Ain’t no free speech allowed in Dubya’s America

In George W. Bush’s America, protest and free speech are illegal acts. Just ask those arrested Wednesday for staging a peaceful protest against the Iraq war near the President’s ranch in Crawford, Texas.

Camping on the same land that antiwar mom Cindy Sheehan used to stage her highly-publicized protest in August, the activists quickly ran afoul of a new county law, hastily passed at the White House’s urging, prohibiting public gatherings.

That’s right. The public no longer has a right to protest the President’s policies on public land near the President’s home in Crawford.

“The ordinance was very plainly meant to prevent people from protesting in front of Bush’s ranch,” Dave Jensen, a 54-year-old former Marine told reporters. “We feel that’s a First Amendment issue. It’s intentionally designed to curtail freedom of speech and freedom of assembly.”

But the First Amendment doesn’t mean much to cops in Texas or the Bush administration as a dozen protestors, including Daniel Ellsberg of Pentagon papers fame along with the sister of Cindy Sheehan.

Such arrests, says Illinois Sen. Barack Obama, is just another example of how the Bush administration seeks to stifle debate on the Iraq war.

“What kind of debate are we willing to have? The White House showed exactly what kind of debate it wants on future of Iraq – none,” Obama says. “We watched the shameful attempt to paint John Murtha – a Marine Corp recipient of two-purple hearts and a Bronze Star – into a coward of questionable patriotism. We saw the Administration tell people of both parties – people who asked legitimate questions about the intelligence that led us to war and the Administration’s plan for Iraq – that they should keep quiet, end the complaining, and stop rewriting history.”

History shows us that government attempts to silence its citizens leads to tyranny. America, however, has a long and proud history of rising up against tyranny – something the White House should remember as it continues to try and stifle lawful protests guaranteed by the Constitution.

Protesting in public is “a traditional way for Americans to support their political views,” says Julya Hampton, legal program director of the American Civil Liberties Union. “When governments try to establish legal obstacles to such protests they clearly violate the First Amendment,” she adds.

So the protestors who gathered at Crawford this Thanksgiving did so lawfully, exercising their rights as Americans to express their views on their government.

“We are proud to be here,” Dede Miller, Sheehan’s sister, said. “This is just so important.
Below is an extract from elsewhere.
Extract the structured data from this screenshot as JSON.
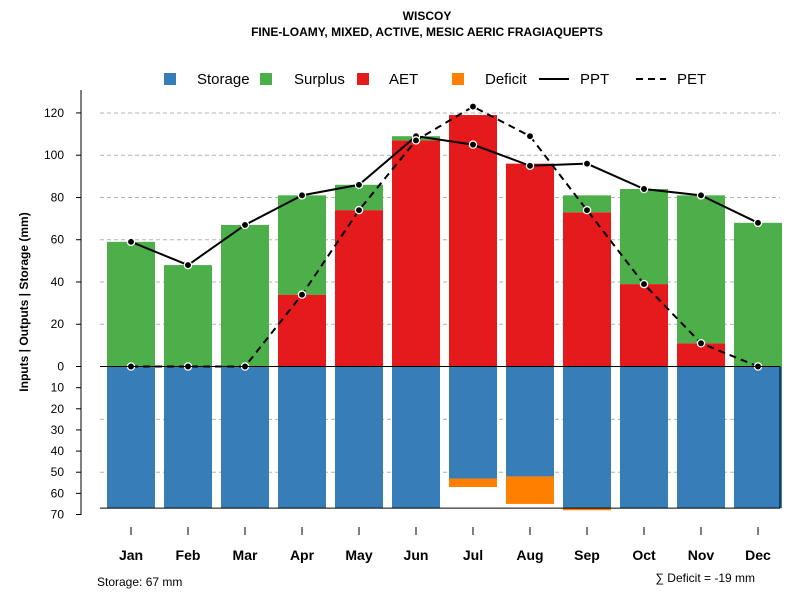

What we did in August really moved us forward, and this is just a continuation of it.”

A few hours later, police arrested Miller along with 11 others.

Ray Meadows, the McLennan County commissioner who sponsored the ordinance to restrict free speech, admits he did so at the White House’s urging.

“Of course I did,” he bragged to a county resident when asked at a public hearing on the ordinance. Meadows later claimed the White House didn’t have anything to do with ordinance, claiming he proposed it to protect “property owners.” Of course, Bush is also a property owner.

But Ellsberg, whose leak of the infamous “Pentagon Papers” to the New York Times is credited with helping turn public opinion against the Vietnam war, says the White House cannot control the will of the American people.

 “Those of us who finally saw through the Vietnam War saw through this war, and all the actions that were necessary to end the Vietnam War will be necessary here,” Ellsberg said in Crawford on Wednesday. “I think the American people will get us out of this (war).”